The market has been open for under a month — fresh enough that information asymmetry remains a real factor.
Higher-volume markets tend to have tighter spreads and faster price discovery — meaning the displayed YES/NO percentages are more likely to reflect the true crowd-implied probability rather than a single trader's directional view.
Resolution is sourced from https://finance.yahoo.com/quote/MSFT/history. Settlement is executed by the UMA optimistic oracle on Polygon, with a 2-hour dispute window before payouts clear.
This prediction market is scheduled to close on 8 May 2026. After the resolving event occurs, settlement typically clears within 24 hours once the UMA optimistic oracle confirms the outcome. All payouts are in USDC on the Polygon network.
To trade on this prediction market, create a free PolyGram account at polygram.ink, deposit USDC via Polygon, and place a YES or NO order on the outcome you believe in. You can learn more on our how-it-works page. Your maximum loss is limited to your stake — there is no leverage or margin.

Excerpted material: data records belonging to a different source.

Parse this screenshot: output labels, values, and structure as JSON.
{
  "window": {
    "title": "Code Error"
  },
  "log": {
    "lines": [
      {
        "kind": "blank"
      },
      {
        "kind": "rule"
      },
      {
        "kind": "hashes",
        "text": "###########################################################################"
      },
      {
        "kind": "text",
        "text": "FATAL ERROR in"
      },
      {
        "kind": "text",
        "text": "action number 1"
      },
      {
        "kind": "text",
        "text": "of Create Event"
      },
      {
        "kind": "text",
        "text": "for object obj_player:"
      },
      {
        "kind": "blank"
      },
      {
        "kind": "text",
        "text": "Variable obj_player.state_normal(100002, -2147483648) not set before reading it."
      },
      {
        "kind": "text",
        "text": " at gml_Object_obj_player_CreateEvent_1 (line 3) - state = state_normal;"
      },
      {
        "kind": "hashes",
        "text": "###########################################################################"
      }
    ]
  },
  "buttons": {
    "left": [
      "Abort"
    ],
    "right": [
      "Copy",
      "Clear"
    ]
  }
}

When the outcome is determined, winning YES shares pay out $1.00 each in USDC, while losing shares pay $0. Settlement is handled by the UMA optimistic oracle on Polygon — a proposer submits the result, a two-hour dispute window opens, and if uncontested, payouts are distributed automatically. You can withdraw your winnings to any Polygon wallet.
Prediction-market positions can lose 100% of staked capital. Outcomes are uncertain by definition — historical accuracy of crowd-implied probabilities is high in aggregate but not for any single market. PolyGram does not provide investment advice. Trade only with capital you can afford to lose.
Regulatory status varies by jurisdiction. Germany, the United States, and most EU countries treat Polymarket-style event contracts under one of three frameworks: financial derivative, gambling product, or unregulated novel asset. Consult local counsel before trading.